On replâtre le masque d’hier
à ce visage trop frileux
de sa nudité.
On reprend sa vie – pliée
sur un fauteuil
au pied du lit –
comme un vêtement qu’on soigne.
On inventorie la risqueuse
monnaie des paroles qu’il faudra dire,
la trouble marchandise
des gestes qu’il faudra faire.
Pour demeurer la dupe
de son signalement.
Et chacun trouve naturel
de n’être pas devenu
un autre.
(Plusieurs malentendus, 1926)
http://www.musicme.com/#/Norge/albums/Jeanne-Moreau-Chante-Norge-5060281616180.html
Jeanne Moreau a chanté Norge. Plus d’un poème chante ou se dit chanson : chansons gaies, chansons graves, aux titres terre à terre ou plus secrets. Vers courts et vers longs, vers libres, poèmes en prose, hors des modes et des conventions en tous genres.
Les pigeons
Les paroles de Lucie, c’était comme un lâcher de pigeons.
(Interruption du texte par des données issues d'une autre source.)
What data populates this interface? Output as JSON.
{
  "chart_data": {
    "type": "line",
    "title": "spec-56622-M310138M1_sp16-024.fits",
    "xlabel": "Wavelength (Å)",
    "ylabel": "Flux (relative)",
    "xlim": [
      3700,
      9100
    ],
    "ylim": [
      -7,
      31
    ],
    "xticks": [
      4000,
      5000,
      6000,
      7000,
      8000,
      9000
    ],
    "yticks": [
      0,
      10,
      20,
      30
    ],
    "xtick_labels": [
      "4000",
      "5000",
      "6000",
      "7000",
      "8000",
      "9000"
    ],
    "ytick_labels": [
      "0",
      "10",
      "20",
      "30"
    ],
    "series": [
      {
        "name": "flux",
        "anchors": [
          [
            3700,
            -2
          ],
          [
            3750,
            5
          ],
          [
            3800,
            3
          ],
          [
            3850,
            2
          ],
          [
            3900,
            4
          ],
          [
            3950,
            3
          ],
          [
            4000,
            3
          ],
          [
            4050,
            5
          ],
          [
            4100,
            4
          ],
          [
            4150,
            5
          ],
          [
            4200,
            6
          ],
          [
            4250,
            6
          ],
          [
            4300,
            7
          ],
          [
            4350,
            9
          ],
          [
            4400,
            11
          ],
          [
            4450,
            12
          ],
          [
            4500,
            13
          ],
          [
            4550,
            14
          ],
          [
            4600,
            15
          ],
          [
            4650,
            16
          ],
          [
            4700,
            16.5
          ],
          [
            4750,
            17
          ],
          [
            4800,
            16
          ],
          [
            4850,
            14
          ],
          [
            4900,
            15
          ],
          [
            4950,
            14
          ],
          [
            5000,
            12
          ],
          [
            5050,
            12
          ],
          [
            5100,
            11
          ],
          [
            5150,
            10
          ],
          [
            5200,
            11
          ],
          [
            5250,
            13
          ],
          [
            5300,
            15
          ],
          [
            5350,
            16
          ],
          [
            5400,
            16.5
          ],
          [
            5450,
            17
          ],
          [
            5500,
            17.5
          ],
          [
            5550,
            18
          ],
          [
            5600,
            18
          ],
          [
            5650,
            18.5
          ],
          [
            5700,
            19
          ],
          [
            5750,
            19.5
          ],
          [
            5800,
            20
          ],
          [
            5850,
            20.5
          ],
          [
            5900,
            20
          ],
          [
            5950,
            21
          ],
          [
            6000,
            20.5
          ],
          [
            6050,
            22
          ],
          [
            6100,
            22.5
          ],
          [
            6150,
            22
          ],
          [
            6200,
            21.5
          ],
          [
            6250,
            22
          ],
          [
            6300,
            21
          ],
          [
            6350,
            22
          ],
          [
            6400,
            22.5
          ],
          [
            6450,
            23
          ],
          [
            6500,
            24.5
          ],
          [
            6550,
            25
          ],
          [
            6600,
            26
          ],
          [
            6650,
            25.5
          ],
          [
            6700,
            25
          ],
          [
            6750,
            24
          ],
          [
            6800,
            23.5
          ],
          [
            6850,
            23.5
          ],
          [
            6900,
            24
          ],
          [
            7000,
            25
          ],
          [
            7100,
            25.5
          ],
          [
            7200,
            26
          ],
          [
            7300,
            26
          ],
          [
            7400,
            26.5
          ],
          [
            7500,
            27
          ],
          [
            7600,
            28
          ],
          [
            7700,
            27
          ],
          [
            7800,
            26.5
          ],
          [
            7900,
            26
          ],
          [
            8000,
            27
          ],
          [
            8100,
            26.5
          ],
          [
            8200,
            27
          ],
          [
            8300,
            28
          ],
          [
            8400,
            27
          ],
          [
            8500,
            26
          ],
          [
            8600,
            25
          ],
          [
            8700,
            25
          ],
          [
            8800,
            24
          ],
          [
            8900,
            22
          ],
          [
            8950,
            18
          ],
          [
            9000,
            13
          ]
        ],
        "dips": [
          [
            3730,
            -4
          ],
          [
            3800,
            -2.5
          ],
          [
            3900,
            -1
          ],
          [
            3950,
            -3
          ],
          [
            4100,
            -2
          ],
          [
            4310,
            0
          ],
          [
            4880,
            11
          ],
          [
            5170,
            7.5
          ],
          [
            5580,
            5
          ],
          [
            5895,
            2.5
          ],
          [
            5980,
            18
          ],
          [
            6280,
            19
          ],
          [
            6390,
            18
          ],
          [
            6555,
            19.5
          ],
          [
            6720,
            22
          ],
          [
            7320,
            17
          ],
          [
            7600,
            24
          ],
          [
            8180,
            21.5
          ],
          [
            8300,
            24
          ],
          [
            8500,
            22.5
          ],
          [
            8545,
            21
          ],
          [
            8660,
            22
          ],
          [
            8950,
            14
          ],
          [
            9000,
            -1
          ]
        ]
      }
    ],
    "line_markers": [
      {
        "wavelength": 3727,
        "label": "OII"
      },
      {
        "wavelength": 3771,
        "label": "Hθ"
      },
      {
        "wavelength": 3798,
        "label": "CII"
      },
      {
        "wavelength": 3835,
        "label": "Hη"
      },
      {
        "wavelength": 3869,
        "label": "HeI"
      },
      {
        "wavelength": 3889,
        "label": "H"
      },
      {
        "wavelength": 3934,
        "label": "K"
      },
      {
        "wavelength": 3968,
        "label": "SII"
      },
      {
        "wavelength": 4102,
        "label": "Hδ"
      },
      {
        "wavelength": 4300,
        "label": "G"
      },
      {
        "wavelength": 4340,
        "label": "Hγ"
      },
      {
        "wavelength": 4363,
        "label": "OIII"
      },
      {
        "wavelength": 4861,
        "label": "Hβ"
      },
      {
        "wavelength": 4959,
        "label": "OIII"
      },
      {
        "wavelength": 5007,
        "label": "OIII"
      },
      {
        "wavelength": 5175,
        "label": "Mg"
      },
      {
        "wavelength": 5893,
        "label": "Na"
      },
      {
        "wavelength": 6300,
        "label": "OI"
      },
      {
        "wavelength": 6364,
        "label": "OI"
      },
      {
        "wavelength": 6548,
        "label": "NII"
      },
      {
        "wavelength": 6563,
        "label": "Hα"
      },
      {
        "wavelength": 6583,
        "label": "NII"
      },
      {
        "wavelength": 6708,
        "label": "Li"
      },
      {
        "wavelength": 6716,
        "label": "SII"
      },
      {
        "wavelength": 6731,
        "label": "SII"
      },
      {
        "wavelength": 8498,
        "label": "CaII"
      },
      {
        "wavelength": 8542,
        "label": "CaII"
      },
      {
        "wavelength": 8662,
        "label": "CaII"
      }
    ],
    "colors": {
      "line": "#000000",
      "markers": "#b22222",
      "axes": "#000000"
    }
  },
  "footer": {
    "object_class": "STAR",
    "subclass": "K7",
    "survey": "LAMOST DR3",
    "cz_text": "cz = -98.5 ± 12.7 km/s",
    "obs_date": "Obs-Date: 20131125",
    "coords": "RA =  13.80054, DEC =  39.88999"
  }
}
De pigeons blancs. Je les regardais monter dans le bleu du ciel ; la lumière jouait sur leurs plumes. Par trois, par six, par dix, ils tournaient, ils filaient dans toutes les directions. Et ces mouvements d’ailes ! – Alors, vous ne répondez pas ? dit-elle. Moi, j’admirais, j’étais charmé. Comment ? Il fallait écouter aussi ! Et répondre.
(Les Oignons, 1956)
Servez-vous au buffet : sa poésie est diverse. Pour faire connaissance avec Norge, Remuer ciel et terre est une bonne anthologie de poche. Rappelez-vous : Colo vous en a proposé quelques poèmes et les a même traduits en espagnol, à relire sur Espaces, instants. Vous trouverez Norge aussi en Poésie/Gallimard.
Pour finir
Le savez-vous, chez ce peuple d’oiseaux,
La mode fut qu’on se coupât les ailes ;
Pourquoi de l’aile, on ne volait plus guère,
On mangeait trop et l’on marchait si peu
Que pour finir on se coupa les pattes.
Quant à chanter, le fait devint si rare
Que pour finir, on se coupa la gorge.
(Bal masqué parmi les Comètes, 1972)
« Je pensais aussi à l’oncle. Je ne le plaignais pas d’être mort. Tante Mimie et mon père m’avaient désappris la crainte de mourir si l’on est âgé :
– Un vêtement usé qu’on laisse… Et puis, pourvu qu’on ait vécu de son mieux, qu’est-ce que cela fait ? »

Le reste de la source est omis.